What I'd prefer to do is something like this (please excuse my horrible pseudo basic)
For all log entries containing FRUIT
IF Fruit=Orange then
Move to next fruit
Create new Fruit_session
Until Fruit=Orange (Add Fruit to Session)
END IF
Now I can look find all sessions where the Banana count >1 and ignore those.
That is exactly what mine does. It groups fruit together by breaking the groups at orange
, then counts how many bananas are in the group and keeps only those groups with exactly 1 banana. It works, just try it.
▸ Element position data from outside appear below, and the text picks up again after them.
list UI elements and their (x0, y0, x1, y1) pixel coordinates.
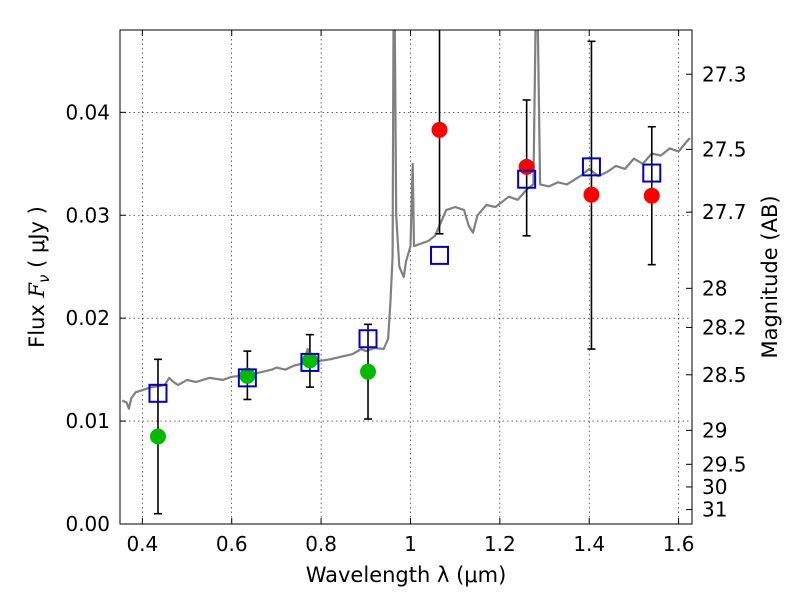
data-point-square (300, 352, 320, 372)
data-point-circle (518, 158, 535, 175)
y2-tick-label: 29.5 (702, 452, 747, 476)
data-point-circle (301, 352, 318, 369)
grid (120, 30, 692, 525)
y2-tick-label: 31 (702, 498, 727, 522)
x-tick-label: 0.8 (305, 532, 337, 556)
spectrum-line (121, 30, 691, 410)
axis-ticks: 0.4 0.6 0.8 1 1.2 1.4 1.6 0.00 0.01 0.02 0.03 0.04 2… (65, 30, 747, 556)
y-tick-label: 0.03 (65, 203, 110, 227)
data-point-circle (239, 367, 256, 384)
data-point-square (517, 169, 537, 189)
y-axis-title: Flux Fν ( μJy ) (25, 206, 53, 348)
data-markers (148, 121, 662, 445)
x-tick-label: 1.2 (484, 532, 516, 556)
y-tick-label: 0.01 (65, 409, 110, 433)
y-tick-label: 0.04 (65, 100, 110, 124)
y2-tick-label: 28 (702, 276, 727, 300)
data-point-circle (643, 187, 660, 204)
model-spectrum (121, 30, 691, 410)
data-point-square (148, 383, 168, 403)
y2-tick-label: 30 (702, 475, 727, 499)
x-axis-title: Wavelength λ (μm) (306, 563, 507, 587)
y-axis-title-subscript: ν (35, 275, 53, 283)
x-tick-label: 1.6 (663, 532, 695, 556)
y2-tick-label: 28.5 (702, 363, 747, 387)
data-point-square (581, 157, 601, 177)
plot-frame (119, 29, 693, 525)
x-tick-label: 1.4 (573, 532, 605, 556)
y2-tick-label: 27.5 (702, 137, 747, 161)
y-tick-label: 0.02 (65, 306, 110, 330)
x-tick-label: 1 (404, 532, 417, 556)
data-point-circle (360, 363, 377, 380)
y-tick-label: 0.00 (65, 512, 110, 536)
x-tick-label: 0.6 (216, 532, 248, 556)
data-point-circle (431, 121, 448, 138)
data-point-square (237, 368, 257, 388)
data-point-square (642, 163, 662, 183)
y2-tick-label: 28.2 (702, 315, 747, 339)
y-axis-title-symbol: F (25, 282, 49, 299)
data-point-square (430, 245, 450, 265)
y2-tick-label: 29 (702, 418, 727, 442)
data-point-circle (149, 428, 166, 445)
data-point-square (358, 329, 378, 349)
y-axis-title-suffix: ( μJy ) (25, 206, 49, 274)
y-axis-title-prefix: Flux (25, 298, 49, 348)
y2-tick-label: 27.3 (702, 62, 747, 86)
right-axis-title: Magnitude (AB) (758, 195, 782, 358)
data-point-circle (583, 186, 600, 203)
x-tick-label: 0.4 (126, 532, 158, 556)
y2-tick-label: 27.7 (702, 200, 747, 224)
First of all, get rid of transaction
; try this:
| makeresults
| eval fruit="kumquat,banana,pineapple,banana,orange::kumquat,banana,pineapple,orange::banana,kumquat,pineapple,orange"
| makemv delim="::" fruit
| mvexpand fruit
| streamstats count AS v.fruit_session
| eval _time = _time - (1000 * 'v.fruit_session')
| makemv delim="," fruit
| mvexpand fruit
| streamstats count AS _count BY v.fruit_session
| eval _time = _time + (60 * _count)
| sort 0 - _time
| rename COMMENT AS "Everything above generates sample events; everyting below is your solution"
| stats list(fruit) AS fruit BY v.fruit_session
| eval banana_count = mvcount(mvfilter(like(fruit, "banana")))
| where banana_count!=1
Interesting! It looks like you're suggesting creating a field fruit_session based on all possible combinations of fruit orderings, am I reading that right? This seems prohibitive since Fruit can be repeated in my situation (like "Kumquat,Pineapple,Kumquat,Pineapple,Kumquat,Pineapple,Banana,Orange"), but still an interesting direction.
No, I am assuming that v.fruit_session already exists. My creation if it was merely to fake what I am assuming you already have for free in your events.
Do you really have v.fruit_session
? If so, then why in the world are you using transaction
?
Logically there is a fruit session, but it's not encoded in the logs. So, I have to infer the session based on the log content.